The world over, the performance of colleges is under fire. It’s about time that happened, but there should also be serious concerns about the new report cards that are being fashioned for tertiary educational institutions.
The Obama Administration in the U.S., for instance, plans to create a new performance-based rating system with teeth. In future, it says, resources will flow only where tangible student-focused outcomes justify their deployment. Those outcomes will be, most likely, improved retention and graduation rates; fewer wasted credits; lower student debt-burdens; easier access to financial support; greater efficiency estimated by linking progress to degrees and demonstrations of competency, not to credit hours or seat times; more students hired within a reasonable period after graduation; higher salary levels for them; and so on.
Are these useful measures? Of course. Will tracking them prove helpful to college managements? Of course. Will knowing them be relevant to students and families? Of course.

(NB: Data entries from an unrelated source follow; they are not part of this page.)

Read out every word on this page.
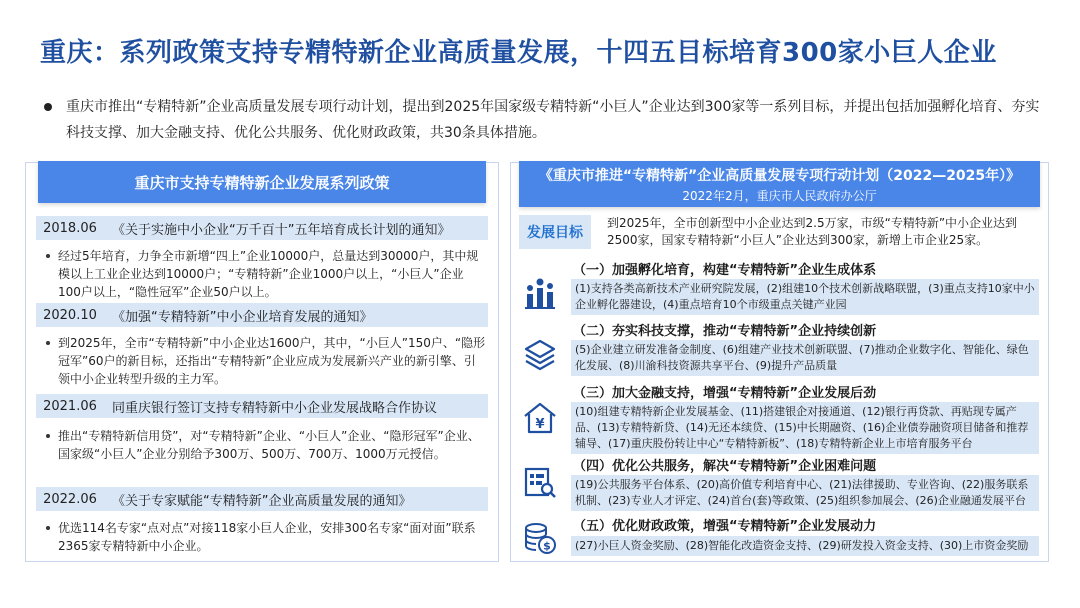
重庆：系列政策支持专精特新企业高质量发展，十四五目标培育300家小巨人企业
重庆市推出“专精特新”企业高质量发展专项行动计划，提出到2025年国家级专精特新“小巨人”企业达到300家等一系列目标，并提出包括加强孵化培育、夯实科技支撑、加大金融支持、优化公共服务、优化财政政策，共30条具体措施。
重庆市支持专精特新企业发展系列政策
2018.06	《关于实施中小企业“万千百十”五年培育成长计划的通知》
经过5年培育，力争全市新增“四上”企业10000户，总量达到30000户，其中规模以上工业企业达到10000户；“专精特新”企业1000户以上，“小巨人”企业100户以上，“隐性冠军”企业50户以上。
2020.10	《加强“专精特新”中小企业培育发展的通知》
到2025年，全市“专精特新”中小企业达1600户，其中，“小巨人”150户、“隐形冠军”60户的新目标，还指出“专精特新”企业应成为发展新兴产业的新引擎、引领中小企业转型升级的主力军。
2021.06	同重庆银行签订支持专精特新中小企业发展战略合作协议
推出“专精特新信用贷”，对“专精特新”企业、“小巨人”企业、“隐形冠军”企业、国家级“小巨人”企业分别给予300万、500万、700万、1000万元授信。
2022.06	《关于专家赋能“专精特新”企业高质量发展的通知》
优选114名专家“点对点”对接118家小巨人企业，安排300名专家“面对面”联系2365家专精特新中小企业。
《重庆市推进“专精特新”企业高质量发展专项行动计划（2022—2025年）》
2022年2月，重庆市人民政府办公厅
发展目标
到2025年，全市创新型中小企业达到2.5万家，市级“专精特新”中小企业达到2500家，国家专精特新“小巨人”企业达到300家，新增上市企业25家。
（一）加强孵化培育，构建“专精特新”企业生成体系
(1)支持各类高新技术产业研究院发展，(2)组建10个技术创新战略联盟，(3)重点支持10家中小企业孵化器建设，(4)重点培育10个市级重点关键产业园
（二）夯实科技支撑，推动“专精特新”企业持续创新
(5)企业建立研发准备金制度、(6)组建产业技术创新联盟、(7)推动企业数字化、智能化、绿色化发展、(8)川渝科技资源共享平台、(9)提升产品质量
¥
（三）加大金融支持，增强“专精特新”企业发展后劲
(10)组建专精特新企业发展基金、(11)搭建银企对接通道、(12)银行再贷款、再贴现专属产品、(13)专精特新贷、(14)无还本续贷、(15)中长期融资、(16)企业债券融资项目储备和推荐辅导、(17)重庆股份转让中心“专精特新板”、(18)专精特新企业上市培育服务平台
（四）优化公共服务，解决“专精特新”企业困难问题
(19)公共服务平台体系、(20)高价值专利培育中心、(21)法律援助、专业咨询、(22)服务联系机制、(23)专业人才评定、(24)首台(套)等政策、(25)组织参加展会、(26)企业融通发展平台
$
（五）优化财政政策，增强“专精特新”企业发展动力
(27)小巨人资金奖励、(28)智能化改造资金支持、(29)研发投入资金支持、(30)上市资金奖励
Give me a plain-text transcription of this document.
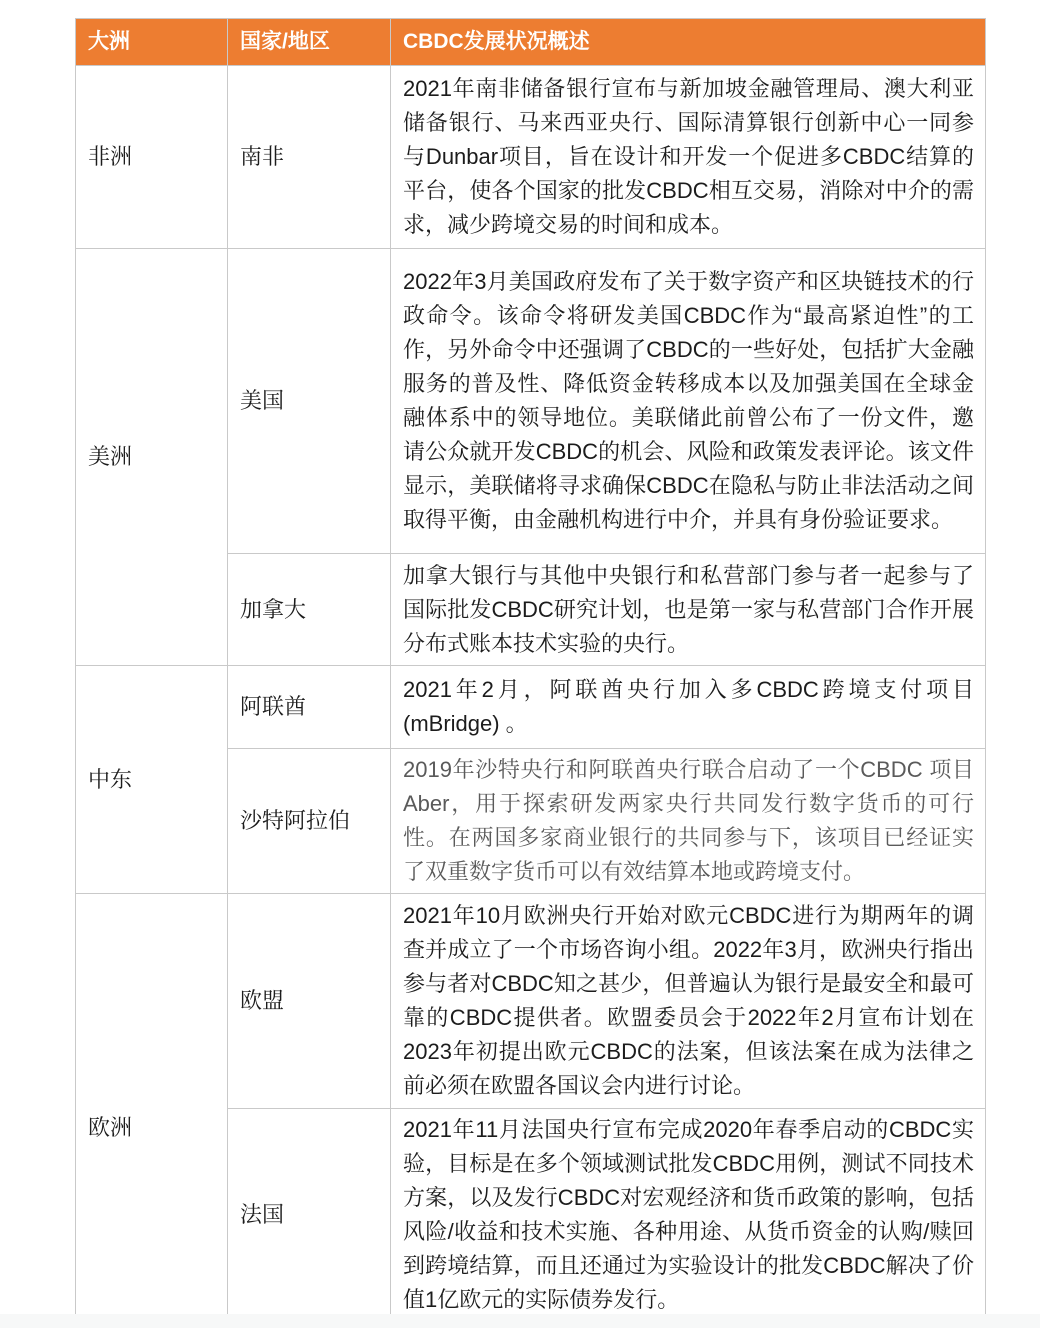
大洲	国家/地区	CBDC发展状况概述
非洲	南非	2021年南非储备银行宣布与新加坡金融管理局、澳大利亚储备银行、马来西亚央行、国际清算银行创新中心一同参与Dunbar项目，旨在设计和开发一个促进多CBDC结算的平台，使各个国家的批发CBDC相互交易，消除对中介的需求，减少跨境交易的时间和成本。
美洲	美国	2022年3月美国政府发布了关于数字资产和区块链技术的行政命令。该命令将研发美国CBDC作为“最高紧迫性”的工作，另外命令中还强调了CBDC的一些好处，包括扩大金融服务的普及性、降低资金转移成本以及加强美国在全球金融体系中的领导地位。美联储此前曾公布了一份文件，邀请公众就开发CBDC的机会、风险和政策发表评论。该文件显示，美联储将寻求确保CBDC在隐私与防止非法活动之间取得平衡，由金融机构进行中介，并具有身份验证要求。
	加拿大	加拿大银行与其他中央银行和私营部门参与者一起参与了国际批发CBDC研究计划，也是第一家与私营部门合作开展分布式账本技术实验的央行。
中东	阿联酋	2021年2月，阿联酋央行加入多CBDC跨境支付项目(mBridge) 。
	沙特阿拉伯	2019年沙特央行和阿联酋央行联合启动了一个CBDC 项目Aber，用于探索研发两家央行共同发行数字货币的可行性。在两国多家商业银行的共同参与下，该项目已经证实了双重数字货币可以有效结算本地或跨境支付。
欧洲	欧盟	2021年10月欧洲央行开始对欧元CBDC进行为期两年的调查并成立了一个市场咨询小组。2022年3月，欧洲央行指出参与者对CBDC知之甚少，但普遍认为银行是最安全和最可靠的CBDC提供者。欧盟委员会于2022年2月宣布计划在2023年初提出欧元CBDC的法案，但该法案在成为法律之前必须在欧盟各国议会内进行讨论。
	法国	2021年11月法国央行宣布完成2020年春季启动的CBDC实验，目标是在多个领域测试批发CBDC用例，测试不同技术方案，以及发行CBDC对宏观经济和货币政策的影响，包括风险/收益和技术实施、各种用途、从货币资金的认购/赎回到跨境结算，而且还通过为实验设计的批发CBDC解决了价值1亿欧元的实际债券发行。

But these are not measures of educational performance; these measure only the efficiency of the educational process. Think, for a moment, of a college as if it were a factory, a pipeline that takes in raw materials and puts them through a structured series of steps that leads to the creation of “finished products,” namely well-educated students. The measurements under discussion are yardsticks of the pipeline’s asset utilization and process efficiency levels. If we improve them, the “factory” will run better.
However, if colleges use only these metrics to evaluate their performance, they will continue to repeat past errors. For, they will be measuring virtually everything except the one thing that matters most: Student learning.
Nonsense, will be the predictable rebuttal; colleges already measure learning. What do you think grades indicate? What do you think degrees stand for? What do you think the Latin on a diploma signals?
Even if you believe that colleges grade, certify, and award degrees accurately, there are grave limitations to the way they do it. Their measurements primarily reward discipline-based knowledge — not the capabilities in critical thinking, analytic reasoning, communication skills, and interpersonal effectiveness that employers most care about and that are essential for students to succeed as adults in the real world.
Research shows that there are links between traditional academic performance and economic status. For instance, students with the advantages that prepare them to test well at one level tend to test well at other levels too. So the fact that students are performing well according to standard measures may have little, if anything, to do with a college’s learning-related performance. It may just have a great admissions office and a powerful brand, taking in talented kids through the front door and not messing them up.
Meanwhile, two great ironies are unfolding. One, while the accuracy of traditional grading stagnates, the ability to carry out true learning-related assessments has advanced with lightning speed. Improvements in the U.S. Collegiate Learning Assessment; the skills-and-employability assessment instruments pioneered by organizations such as Aspiring Minds in India; the algorithms used to track learning in online video games; the analytics that underlie the learning experiences offered by massive open online courses; and US Education Testing Services’ new proficiency profiles and skills instruments are all changing what assessments can lead to. (That’s a topic I will revisit in my next post.)
Two, this is also a time when corporations and executives can help create the outcomes they desire as long as they don’t focus only on helping colleges to boost process efficiency or re-shape curriculums. The corporate world knows a lot about how to evaluate the kinds of learning that matter to it. It’s time business shared that expertise with colleges, and joined them in efforts to build novel tools that will help measure students’ real learning performances.